21st century will be african!
At LillyBelle, we are very proud to generate more than 60% of our revenue with our African partners.
And we are now investing locally in Ivory Coast and we will try to participate to this growth trend by creating jobs and local value on the continent.
Several sub-Saharan Africa countries continue to post robust economic growth in spite of a slower pace of growth that the region is recording due to a less favourable economic environment, estimated the World Bank in a report published on 5 October. Thus, Côte d’Ivoire, Ethiopia, Mozambique, Rwanda and Tanzania should record a growth rate of at least 7% a year between 2015 and 2017, according to the latest edition of « Africa’s Pulse », half-yearly publication of the World Bank which analyses the economic prospects of sub-Saharan Africa. This high rate of growth arises notably from investments in energy, transport, the extractive sector and the increase in household consumption.
According to the latest World Bank forecasts, economic growth has stalled in sub-Saharan African countries. It will reach 3.7% in 2015 instead of the 4.6% recorded in 2014, the weakest growth rate since 2009.
In 2015, growth in the region will be weaker than the average of 6.5% recorded during the period 2003-2008. It will even be less than the growth rate of 4.5% registered after the global financial crisis between 2009 and 2014.
For 2016, the World Bank foresees a rebound of growth at 4.4% which would increase in 2017 to reach 4.8%.
This slowing down of growth is explained by the sharp fall in oil prices and other raw materials. But Africa’s Pulse highlights that other external factors have weighed on the economic performance of Africa, such as the slow down of the Chinese economy and the hardening of financial conditions on a global level.
Insufficient production of electricity in many African countries accentuated these negative factors which hindered economic growth in 2015. « the end of the commodity super-cycle is an opportunity for African countries to restart their reforms to modernise their economy and diversify their sources of growth. Implementation of good policies to stimulate agricultural productivity and reduce the cost of electricity while increasing access will increase competitiveness and support growth of light industry », declared Makhtar Diop (photo), World Bank vice-Predisent for sub-Saharan Africa.

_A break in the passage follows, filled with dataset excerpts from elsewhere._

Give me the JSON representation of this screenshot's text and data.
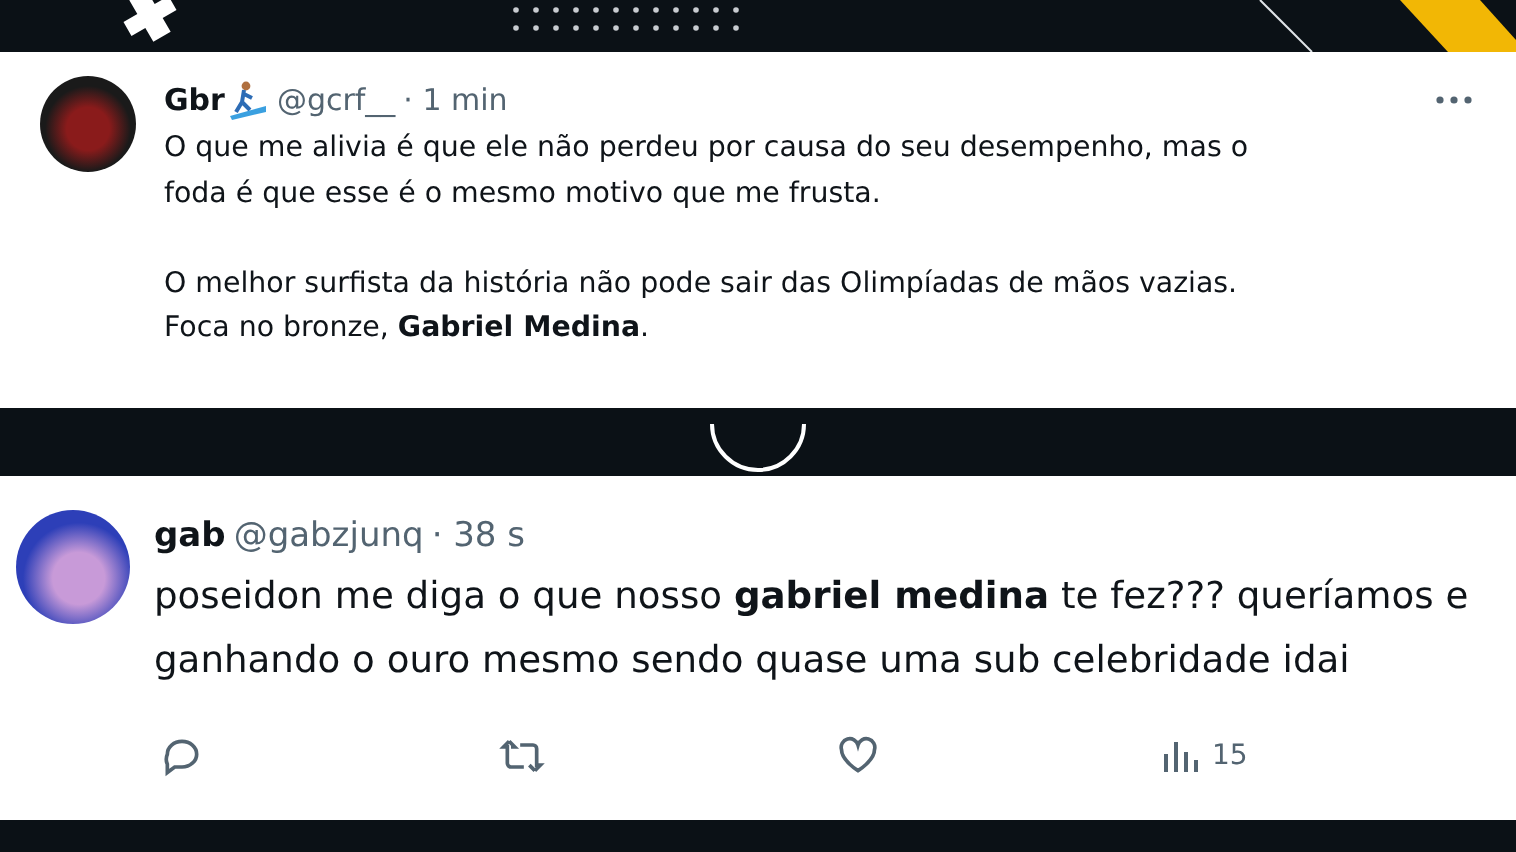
{
  "tweets": [
    {
      "kind": "compact",
      "name": "Gbr",
      "name_emoji": true,
      "handle": "@gcrf__",
      "time": "· 1 min",
      "more_menu": true,
      "paragraphs": [
        [
          "O que me alivia é que ele não perdeu por causa do seu desempenho, mas o",
          "foda é que esse é o mesmo motivo que me frusta."
        ],
        [
          "O melhor surfista da história não pode sair das Olimpíadas de mãos vazias.",
          "Foca no bronze, **Gabriel Medina**."
        ]
      ]
    },
    {
      "kind": "large",
      "name": "gab",
      "name_emoji": false,
      "handle": "@gabzjunq",
      "time": "· 38 s",
      "more_menu": false,
      "paragraphs": [
        [
          "poseidon me diga o que nosso **gabriel medina** te fez??? queríamos e",
          "ganhando o ouro mesmo sendo quase uma sub celebridade idai"
        ]
      ],
      "views": "15"
    }
  ]
}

Moreover, Africa’s Pulse reveals that poverty reduction has been more rapid than than expected in sub-Saharan Africa. According to the World Bank, the prevalence of poverty on the continent has in effect diminished, going from 56% in 1990 to 43% in 2012. During the same period, the African population has seen improving living standards, especially in health (mother and child mortality) and in primary school education where inequalities based on gender have been sharply reduced.
Birth rates still very high in Africa have however limited the impact of two decades of strong economic growth on the total number of poor people. African countries are still behind compared to other regions with regard to the Millennium Development Goals (MDG).